Une mosaïque de fragments qui fait de la lecture une pêche toujours miraculeuse

Cette édition a le mérite de réunir des textes éparpillés auprès de très nombreux éditeurs, de fournir une chronologie très détaillée, avec beaucoup d’extraits de la correspondance de l’écrivain et des photos   et, en annexes, un index des principaux noms de personnes et de revues cités, et une bibliographie extrêmement détaillée, où l’on constate immédiatement que les œuvres publiées « du vivant de l’auteur » sont beaucoup moins nombreuses que ses œuvres posthumes.
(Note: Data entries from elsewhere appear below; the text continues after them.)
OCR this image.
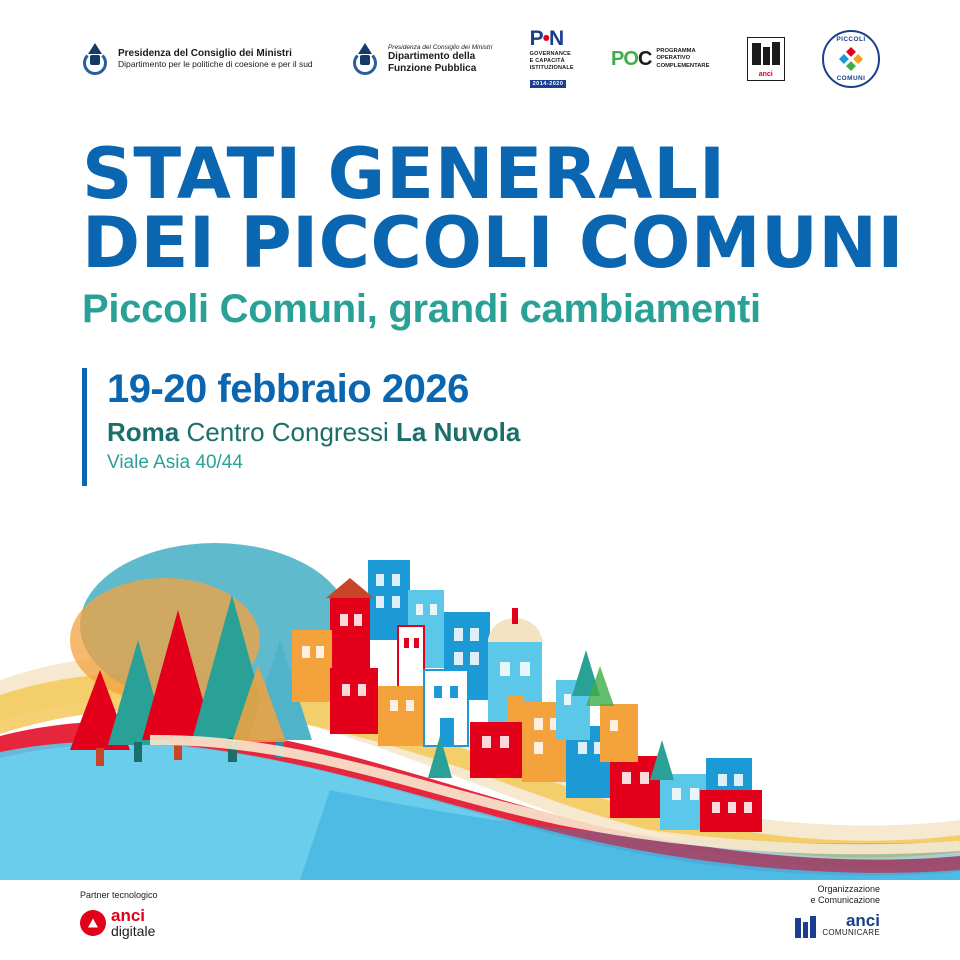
Presidenza del Consiglio dei Ministri
Dipartimento per le politiche di coesione e per il sud
Presidenza del Consiglio dei Ministri
Dipartimento della
Funzione Pubblica
P•N
GOVERNANCE
E CAPACITÀ
ISTITUZIONALE
2014-2020
POC PROGRAMMA
OPERATIVO
COMPLEMENTARE
anci
PICCOLI
COMUNI
STATI GENERALI
DEI PICCOLI COMUNI
Piccoli Comuni, grandi cambiamenti
19-20 febbraio 2026
Roma Centro Congressi La Nuvola
Viale Asia 40/44
Partner tecnologico
anci
digitale
Organizzazione
e Comunicazione
anci
COMUNICARE
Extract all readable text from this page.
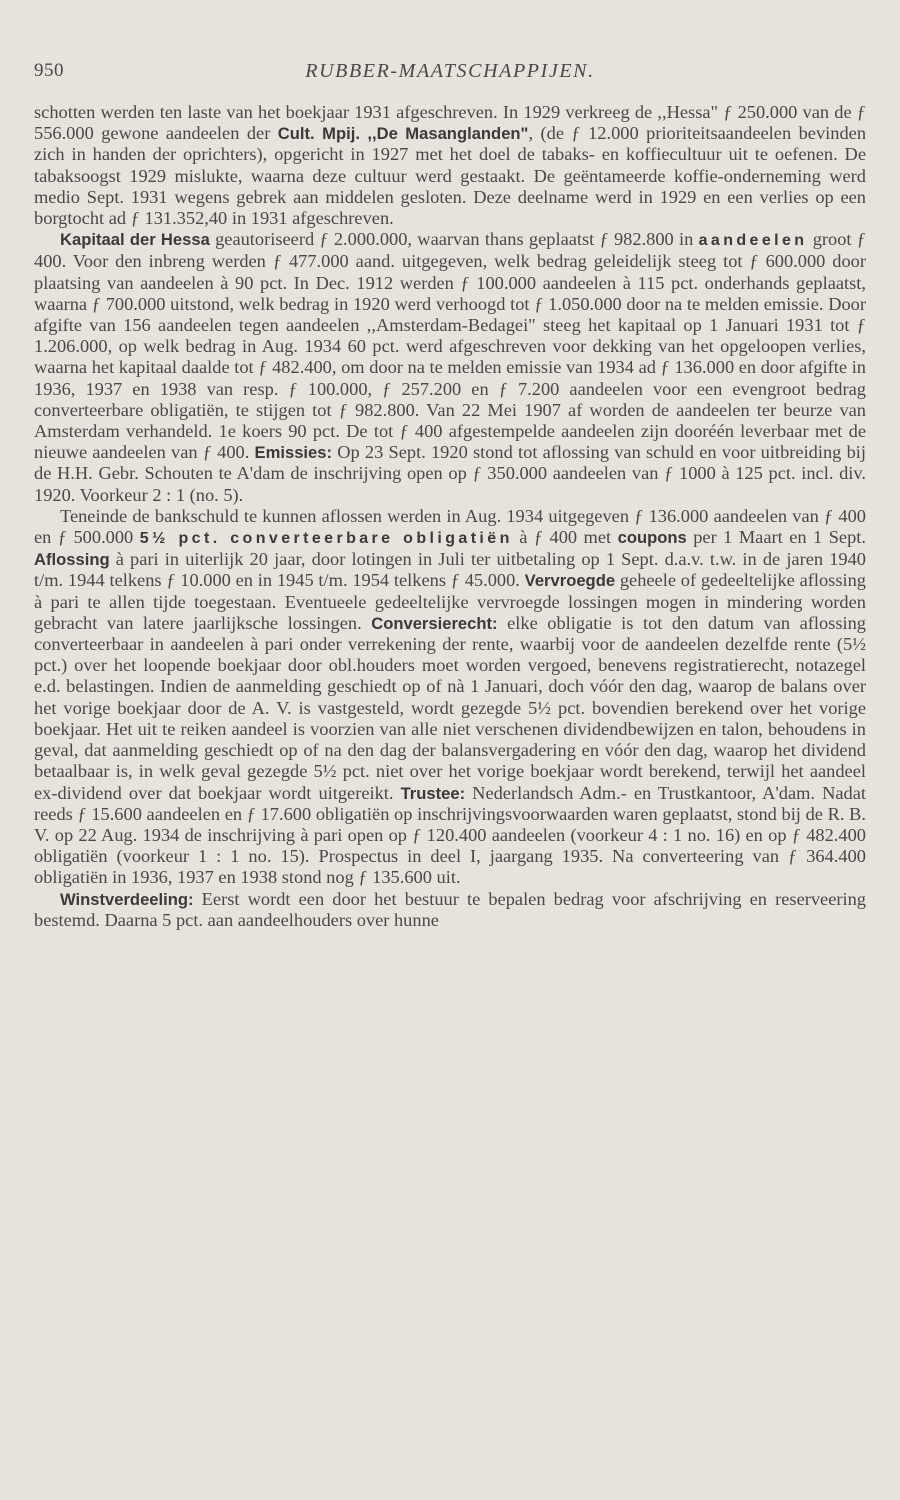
950	RUBBER-MAATSCHAPPIJEN.

schotten werden ten laste van het boekjaar 1931 afgeschreven. In 1929 verkreeg de ,,Hessa" ƒ 250.000 van de ƒ 556.000 gewone aandeelen der Cult. Mpij. ,,De Masanglanden", (de ƒ 12.000 prioriteitsaandeelen bevinden zich in handen der oprichters), opgericht in 1927 met het doel de tabaks- en koffiecultuur uit te oefenen. De tabaksoogst 1929 mislukte, waarna deze cultuur werd gestaakt. De geëntameerde koffie-onderneming werd medio Sept. 1931 wegens gebrek aan middelen gesloten. Deze deelname werd in 1929 en een verlies op een borgtocht ad ƒ 131.352,40 in 1931 afgeschreven.

Kapitaal der Hessa geautoriseerd ƒ 2.000.000, waarvan thans geplaatst ƒ 982.800 in aandeelen groot ƒ 400. Voor den inbreng werden ƒ 477.000 aand. uitgegeven, welk bedrag geleidelijk steeg tot ƒ 600.000 door plaatsing van aandeelen à 90 pct. In Dec. 1912 werden ƒ 100.000 aandeelen à 115 pct. onderhands geplaatst, waarna ƒ 700.000 uitstond, welk bedrag in 1920 werd verhoogd tot ƒ 1.050.000 door na te melden emissie. Door afgifte van 156 aandeelen tegen aandeelen ,,Amsterdam-Bedagei" steeg het kapitaal op 1 Januari 1931 tot ƒ 1.206.000, op welk bedrag in Aug. 1934 60 pct. werd afgeschreven voor dekking van het opgeloopen verlies, waarna het kapitaal daalde tot ƒ 482.400, om door na te melden emissie van 1934 ad ƒ 136.000 en door afgifte in 1936, 1937 en 1938 van resp. ƒ 100.000, ƒ 257.200 en ƒ 7.200 aandeelen voor een evengroot bedrag converteerbare obligatiën, te stijgen tot ƒ 982.800. Van 22 Mei 1907 af worden de aandeelen ter beurze van Amsterdam verhandeld. 1e koers 90 pct. De tot ƒ 400 afgestempelde aandeelen zijn dooréén leverbaar met de nieuwe aandeelen van ƒ 400. Emissies: Op 23 Sept. 1920 stond tot aflossing van schuld en voor uitbreiding bij de H.H. Gebr. Schouten te A'dam de inschrijving open op ƒ 350.000 aandeelen van ƒ 1000 à 125 pct. incl. div. 1920. Voorkeur 2 : 1 (no. 5).

Teneinde de bankschuld te kunnen aflossen werden in Aug. 1934 uitgegeven ƒ 136.000 aandeelen van ƒ 400 en ƒ 500.000 5½ pct. converteerbare obligatiën à ƒ 400 met coupons per 1 Maart en 1 Sept. Aflossing à pari in uiterlijk 20 jaar, door lotingen in Juli ter uitbetaling op 1 Sept. d.a.v. t.w. in de jaren 1940 t/m. 1944 telkens ƒ 10.000 en in 1945 t/m. 1954 telkens ƒ 45.000. Vervroegde geheele of gedeeltelijke aflossing à pari te allen tijde toegestaan. Eventueele gedeeltelijke vervroegde lossingen mogen in mindering worden gebracht van latere jaarlijksche lossingen. Conversierecht: elke obligatie is tot den datum van aflossing converteerbaar in aandeelen à pari onder verrekening der rente, waarbij voor de aandeelen dezelfde rente (5½ pct.) over het loopende boekjaar door obl.houders moet worden vergoed, benevens registratierecht, notazegel e.d. belastingen. Indien de aanmelding geschiedt op of nà 1 Januari, doch vóór den dag, waarop de balans over het vorige boekjaar door de A. V. is vastgesteld, wordt gezegde 5½ pct. bovendien berekend over het vorige boekjaar. Het uit te reiken aandeel is voorzien van alle niet verschenen dividendbewijzen en talon, behoudens in geval, dat aanmelding geschiedt op of na den dag der balansvergadering en vóór den dag, waarop het dividend betaalbaar is, in welk geval gezegde 5½ pct. niet over het vorige boekjaar wordt berekend, terwijl het aandeel ex-dividend over dat boekjaar wordt uitgereikt. Trustee: Nederlandsch Adm.- en Trustkantoor, A'dam. Nadat reeds ƒ 15.600 aandeelen en ƒ 17.600 obligatiën op inschrijvingsvoorwaarden waren geplaatst, stond bij de R. B. V. op 22 Aug. 1934 de inschrijving à pari open op ƒ 120.400 aandeelen (voorkeur 4 : 1 no. 16) en op ƒ 482.400 obligatiën (voorkeur 1 : 1 no. 15). Prospectus in deel I, jaargang 1935. Na converteering van ƒ 364.400 obligatiën in 1936, 1937 en 1938 stond nog ƒ 135.600 uit.

Winstverdeeling: Eerst wordt een door het bestuur te bepalen bedrag voor afschrijving en reserveering bestemd. Daarna 5 pct. aan aandeelhouders over hunne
Il faut lire ce volume en grappillant de ci de là, avec un stylo à la main pour noter à son tour dans un carnet la belle moisson de chaque page :

« L’amour n’est rien s’il n’est ensemble/ Et la souffrance et l’avenir/ Poisson mouvant d’un présent glauque/ Il fait le passeur flamboyant/ D’un bout à l’autre de nos âmes/ Le temps d’un baiser qui déchire/ Le temps d’un soupir calciné. » Ou encore : « Je recopie pour l’envoyer/ Ce texte aux ailes mutilées/ Je n’ai plus peur de publier/ J’ai découvert mes faibles cartes/ Je dois continuer à jouer/ Il est en prose de travers/ Quand dirai-je bien ce qui est/ J’espère y parvenir un jour/ Je vis pour cela je vis pour. »
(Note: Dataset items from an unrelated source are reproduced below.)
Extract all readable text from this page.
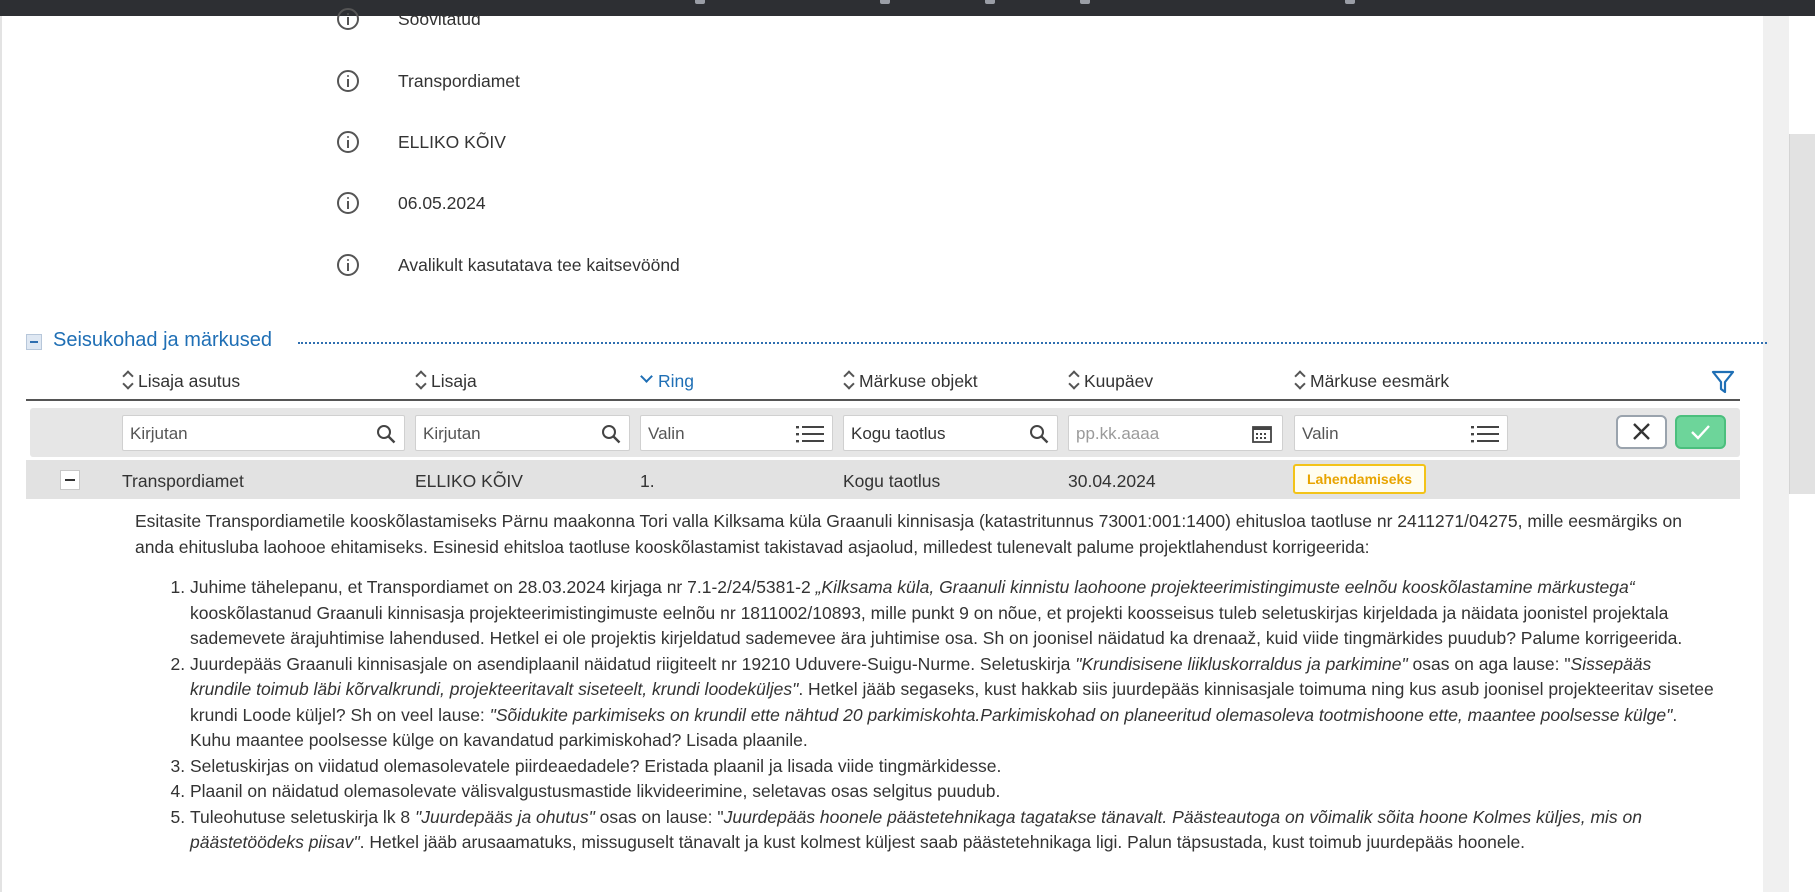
Soovitatud
Transpordiamet
ELLIKO KÕIV
06.05.2024
Avalikult kasutatava tee kaitsevöönd
Seisukohad ja märkused
Lisaja asutus	Lisaja	Ring	Märkuse objekt	Kuupäev	Märkuse eesmärk
Kirjutan	Kirjutan	Valin	Kogu taotlus	pp.kk.aaaa	Valin
Transpordiamet	ELLIKO KÕIV	1.	Kogu taotlus	30.04.2024	Lahendamiseks

Esitasite Transpordiametile kooskõlastamiseks Pärnu maakonna Tori valla Kilksama küla Graanuli kinnisasja (katastritunnus 73001:001:1400) ehitusloa taotluse nr 2411271/04275, mille eesmärgiks on anda ehitusluba laohooe ehitamiseks. Esinesid ehitsloa taotluse kooskõlastamist takistavad asjaolud, milledest tulenevalt palume projektlahendust korrigeerida:

1. Juhime tähelepanu, et Transpordiamet on 28.03.2024 kirjaga nr 7.1-2/24/5381-2 „Kilksama küla, Graanuli kinnistu laohoone projekteerimistingimuste eelnõu kooskõlastamine märkustega“ kooskõlastanud Graanuli kinnisasja projekteerimistingimuste eelnõu nr 1811002/10893, mille punkt 9 on nõue, et projekti koosseisus tuleb seletuskirjas kirjeldada ja näidata joonistel projektala sademevete ärajuhtimise lahendused. Hetkel ei ole projektis kirjeldatud sademevee ära juhtimise osa. Sh on joonisel näidatud ka drenaaž, kuid viide tingmärkides puudub? Palume korrigeerida.
2. Juurdepääs Graanuli kinnisasjale on asendiplaanil näidatud riigiteelt nr 19210 Uduvere-Suigu-Nurme. Seletuskirja "Krundisisene liikluskorraldus ja parkimine" osas on aga lause: "Sissepääs krundile toimub läbi kõrvalkrundi, projekteeritavalt siseteelt, krundi loodeküljes". Hetkel jääb segaseks, kust hakkab siis juurdepääs kinnisasjale toimuma ning kus asub joonisel projekteeritav sisetee krundi Loode küljel? Sh on veel lause: "Sõidukite parkimiseks on krundil ette nähtud 20 parkimiskohta.Parkimiskohad on planeeritud olemasoleva tootmishoone ette, maantee poolsesse külge". Kuhu maantee poolsesse külge on kavandatud parkimiskohad? Lisada plaanile.
3. Seletuskirjas on viidatud olemasolevatele piirdeaedadele? Eristada plaanil ja lisada viide tingmärkidesse.
4. Plaanil on näidatud olemasolevate välisvalgustusmastide likvideerimine, seletavas osas selgitus puudub.
5. Tuleohutuse seletuskirja lk 8 "Juurdepääs ja ohutus" osas on lause: "Juurdepääs hoonele päästetehnikaga tagatakse tänavalt. Päästeautoga on võimalik sõita hoone Kolmes küljes, mis on päästetöödeks piisav". Hetkel jääb arusaamatuks, missuguselt tänavalt ja kust kolmest küljest saab päästetehnikaga ligi. Palun täpsustada, kust toimub juurdepääs hoonele.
Le plus émouvant, et parfois le plus drôle, est sans doute dans L’Ardoise magique, recueil dédié « aux laryngectomisés », composé de notes inspirées à Georges Perros par le cancer de la gorge soigné au cobalt à l’hôpital Laënnec qui provoque sa mort le 24 janvier 1978, mais le prive d’abord de la parole : « Au bord des hommes comme au bord de la mer. J’entends le bruit de leurs paroles, comme celui des vagues. Mais je ne peux plus me baigner. » Ou, plus cinglant : « Depuis que je suis muet, on me parle comme si j’étais sourd. » Jusqu’au bout, il revendique sa singularité en retrait ou de côté : « L’impression d’avoir été décapité. Puis on m’aurait remis la tête, un peu de travers. Cet air décalé que nous avons… » Devant l’œuvre d’un tel passeur de littérature, engagé dans une « po-éthique » que rien ne vient jamais démentir ou prendre en défaut, on ne peut qu’attendre du concepteur de ce volume qu’il nous en donne un de la correspondance de Georges Perros, puisque, selon lui, « on entre en "perrosserie" comme on entre en religion. Quelle que soit la nature du texte – poèmes, notes, critiques, lettres –, c’est toujours le même investissement d’une parole ouverte et offerte. » Ce beau travail d’édition est un hommage à la hauteur de cette ferveur lucide.